Menjaga transparansi dan akuntabilitas AI 


Di akhir sesi, moderator menanyakan tentang bagaimana memelihara transparansi dan akuntabilitas keputusan yang didorong oleh AI.

  

Kuan merespon pertanyaan itu dengan cara memastikan bahwa manusia tetap harus memegang peran sentral dalam proses pengambilan keputusan. 


Ia memberikan contoh sistem perekrutan melalui AI yang telah memudahkan staf dalam melakukan proses seleksi, namun tidak mampu menjamin tidak ada bias dalam proses seleksi tersebut.  


“Patut diingat bahwa AI bukanlah alat akhir, melainkan alat pendukung proses pengambilan keputusan.
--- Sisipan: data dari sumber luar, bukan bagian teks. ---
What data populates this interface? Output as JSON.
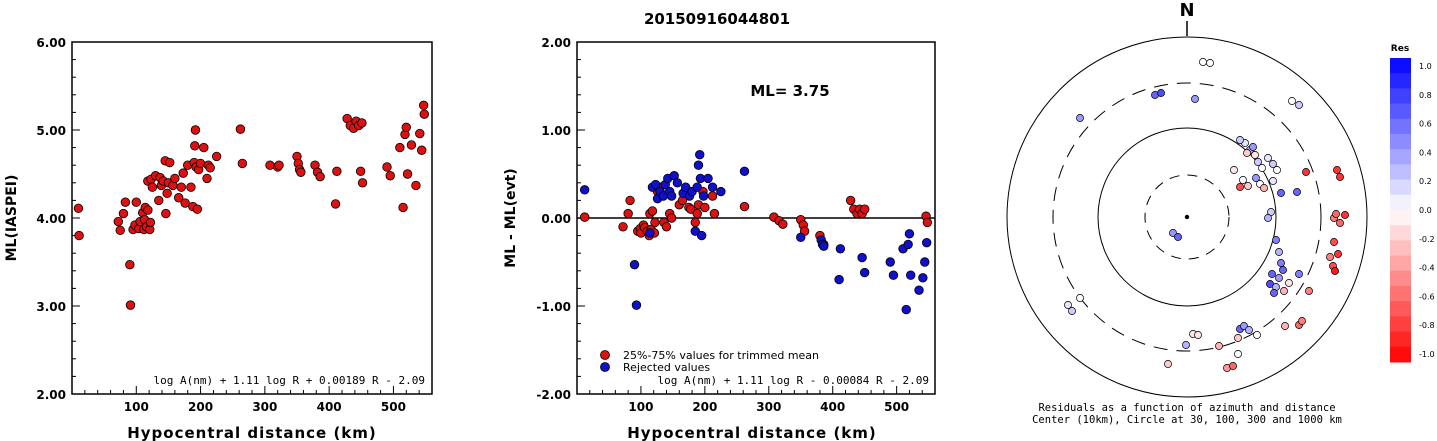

Jadi, penting untuk terus melatih AI untuk memastikan bahwa AI memberikan hasil yang kita inginkan.” 


Varun menambahkan, sebelum kita memasukkan AI ke dalam aplikasi, penting untuk memasukkan pendekatan human in the loop di dalamnya. Hal ini penting untuk memastikan terdapat kepercayaan pada AI dan menyingkirkan bias etik.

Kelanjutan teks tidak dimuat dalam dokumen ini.